From: Charlie Li <vishwin_at_freebsd.org>
Date: Wed, 12 Apr 2023 17:22:25 UTC
Charlie Li wrote:
> Cy Schubert wrote:
>> On April 12, 2023 8:51:09 AM PDT, Charlie Li <vishwin@freebsd.org> wrote:
>>> Cy Schubert wrote:
>>>> I have a "sandhbox" pool, called t, used for /usr/obj and ports 
>>>> wrkdirs, and other writes I can easily recreate on my laptop. Here 
>>>> are the results of my tests.
>>>>
>>>> Method:
>>>>
>>>> Initially I copied my /usr/obj from my two build machines (one 
>>>> amd64.amd64 and an i386.i386) to my "sandbox" zpool.
>>>>
>>>> Next, with block_cloning disabled I did cp -R of the /usr/obj test 
>>>> files. Then a diff -qr. They source and target directories were the 
>>>> same.
>>>>
>>>> Next, I cleaned up (rm -rf) the target directory to prepare for the
>>>> block_clone enabled test.
>>>>
>>>> Next, I did zpool checkpoint t. After this, zpool upgrade t.
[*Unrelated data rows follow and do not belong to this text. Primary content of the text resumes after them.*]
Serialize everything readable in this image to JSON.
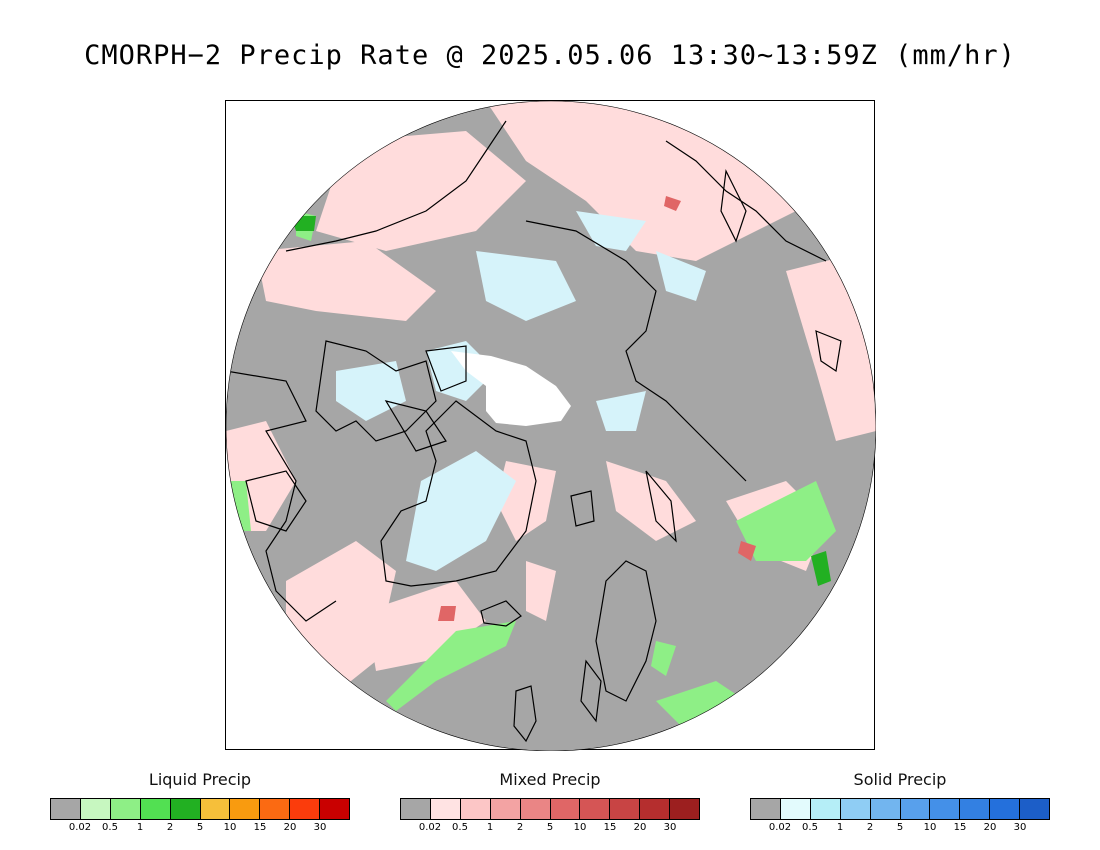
{
  "title": "CMORPH−2 Precip Rate @ 2025.05.06 13:30~13:59Z (mm/hr)",
  "legends": [
    {
      "title": "Liquid Precip",
      "ticks": [
        "0.02",
        "0.5",
        "1",
        "2",
        "5",
        "10",
        "15",
        "20",
        "30"
      ],
      "colors": [
        "#a6a6a6",
        "#c7f7c0",
        "#8eef86",
        "#52e052",
        "#22b022",
        "#f6bf3a",
        "#f99b0f",
        "#fb6a12",
        "#fb3c0c",
        "#c90000"
      ]
    },
    {
      "title": "Mixed Precip",
      "ticks": [
        "0.02",
        "0.5",
        "1",
        "2",
        "5",
        "10",
        "15",
        "20",
        "30"
      ],
      "colors": [
        "#a6a6a6",
        "#ffe3e3",
        "#fcc6c6",
        "#f3a3a3",
        "#ea8585",
        "#e06666",
        "#d55555",
        "#c84444",
        "#b52e2e",
        "#9c1f1f"
      ]
    },
    {
      "title": "Solid Precip",
      "ticks": [
        "0.02",
        "0.5",
        "1",
        "2",
        "5",
        "10",
        "15",
        "20",
        "30"
      ],
      "colors": [
        "#a6a6a6",
        "#e3fbfd",
        "#b5eef7",
        "#8fcdf4",
        "#72b5ef",
        "#58a0ec",
        "#4490e8",
        "#3380e2",
        "#2470dc",
        "#1c5ec8"
      ]
    }
  ],
  "map": {
    "projection": "north polar stereographic",
    "background_color": "#a6a6a6",
    "no_data_color": "#ffffff",
    "liquid_color": "#8eef86",
    "mixed_color": "#ffe0e0",
    "solid_color": "#d6f3fa",
    "coastline_color": "#000000"
  }
}
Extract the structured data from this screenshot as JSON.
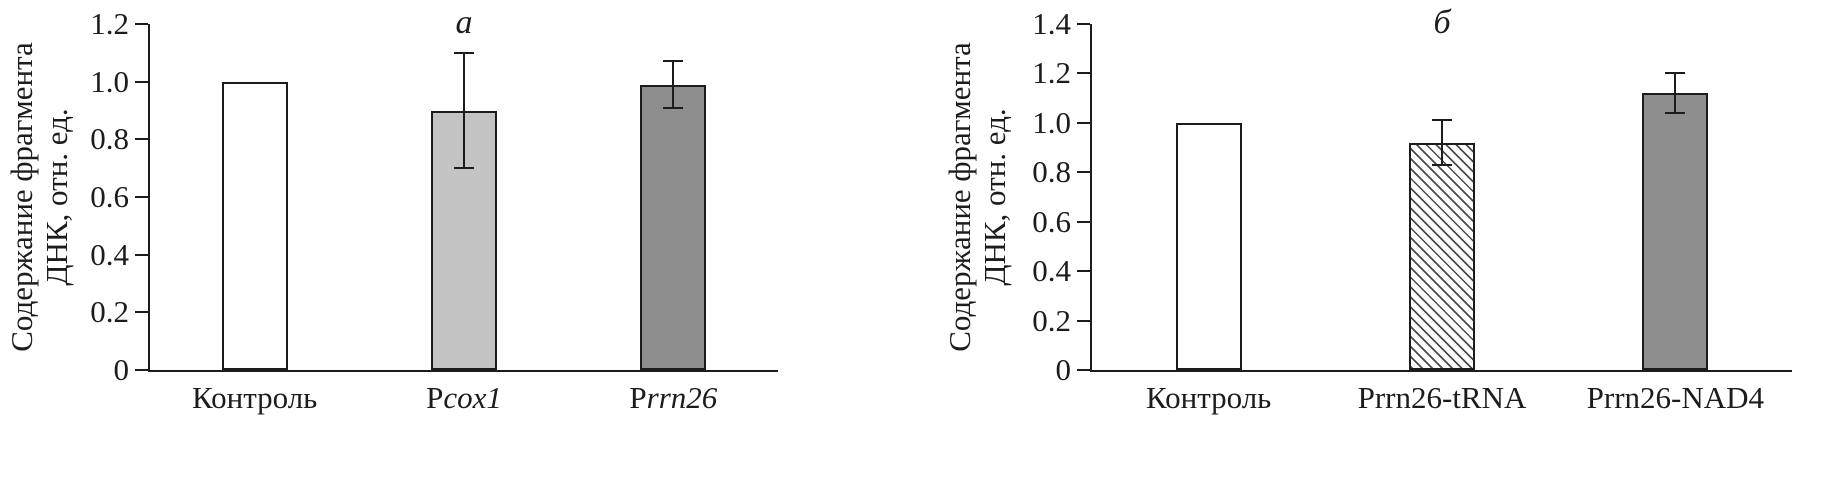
{
  "figure": {
    "background": "#ffffff",
    "axis_color": "#1c1c1c"
  },
  "chart_data": [
    {
      "type": "bar",
      "panel_label": "а",
      "title": "",
      "xlabel": "",
      "ylabel": "Содержание фрагмента ДНК, отн. ед.",
      "ylabel_lines": [
        "Содержание фрагмента",
        "ДНК, отн. ед."
      ],
      "ylim": [
        0,
        1.2
      ],
      "yticks": [
        0,
        0.2,
        0.4,
        0.6,
        0.8,
        1.0,
        1.2
      ],
      "ytick_labels": [
        "0",
        "0.2",
        "0.4",
        "0.6",
        "0.8",
        "1.0",
        "1.2"
      ],
      "grid": false,
      "legend": null,
      "categories": [
        "Контроль",
        "Pcox1",
        "Prrn26"
      ],
      "category_parts": [
        [
          {
            "text": "Контроль",
            "italic": false
          }
        ],
        [
          {
            "text": "P",
            "italic": false
          },
          {
            "text": "cox1",
            "italic": true
          }
        ],
        [
          {
            "text": "P",
            "italic": false
          },
          {
            "text": "rrn26",
            "italic": true
          }
        ]
      ],
      "values": [
        1.0,
        0.9,
        0.99
      ],
      "errors": [
        0,
        0.2,
        0.08
      ],
      "bar_styles": [
        {
          "fill": "#ffffff",
          "hatch": false
        },
        {
          "fill": "#c4c4c4",
          "hatch": false
        },
        {
          "fill": "#8e8e8e",
          "hatch": false
        }
      ]
    },
    {
      "type": "bar",
      "panel_label": "б",
      "title": "",
      "xlabel": "",
      "ylabel": "Содержание фрагмента ДНК, отн. ед.",
      "ylabel_lines": [
        "Содержание фрагмента",
        "ДНК, отн. ед."
      ],
      "ylim": [
        0,
        1.4
      ],
      "yticks": [
        0,
        0.2,
        0.4,
        0.6,
        0.8,
        1.0,
        1.2,
        1.4
      ],
      "ytick_labels": [
        "0",
        "0.2",
        "0.4",
        "0.6",
        "0.8",
        "1.0",
        "1.2",
        "1.4"
      ],
      "grid": false,
      "legend": null,
      "categories": [
        "Контроль",
        "Prrn26-tRNA",
        "Prrn26-NAD4"
      ],
      "category_parts": [
        [
          {
            "text": "Контроль",
            "italic": false
          }
        ],
        [
          {
            "text": "Prrn26-tRNA",
            "italic": false
          }
        ],
        [
          {
            "text": "Prrn26-NAD4",
            "italic": false
          }
        ]
      ],
      "values": [
        1.0,
        0.92,
        1.12
      ],
      "errors": [
        0,
        0.09,
        0.08
      ],
      "bar_styles": [
        {
          "fill": "#ffffff",
          "hatch": false
        },
        {
          "fill": "#ffffff",
          "hatch": true
        },
        {
          "fill": "#8e8e8e",
          "hatch": false
        }
      ]
    }
  ]
}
Pool t 
>>>> now has block_cloning enabled.
>>>>
>>>> I repeated the cp -R test from above followed by a diff -qr. Almost
>>>> every file was different. The pool was corrupted.
>>>>
>>>> I restored the pool by the following removing the corruption:
>>>>
>>>>
>>>> slippy# zpool export t
>>>> slippy# zpool import --rewind-to-checkpoint t
>>>> slippy#
>>>>
>>>> It is recommended that people avoid upgrading their zpools until the
>>>> problem is fixed.
>>>>
>>> As of af7624ed3145, I just did this with an md(4)-backed test pool, 
>>> though with the second `cp -R` landing in a separate dataset, created 
>>> and destroyed for each test. No corruption either way. However, my 
>>> poudriere builds still output/package corrupted files (particularly 
>>> those with null characters), probably after install(1) invocations 
>>> (not cp(1)).
>>>
>>
>> You need to copy from/to the same dataset to reproduce the problem. 
>> Copying from a source dataset to a different dataset will avoid 
>> block_cloning.
>>
> Got the corruption now.
> 
Clarify: no corruption without block_cloning, corruption with.

What is still a mystery to me is how corruption happens even without 
block_cloning in the poudriere scenario. cp(1)/install(1) always happen 
within the same dataset, as this test.

-- 
Charlie Li
…nope, still don't have an exit line.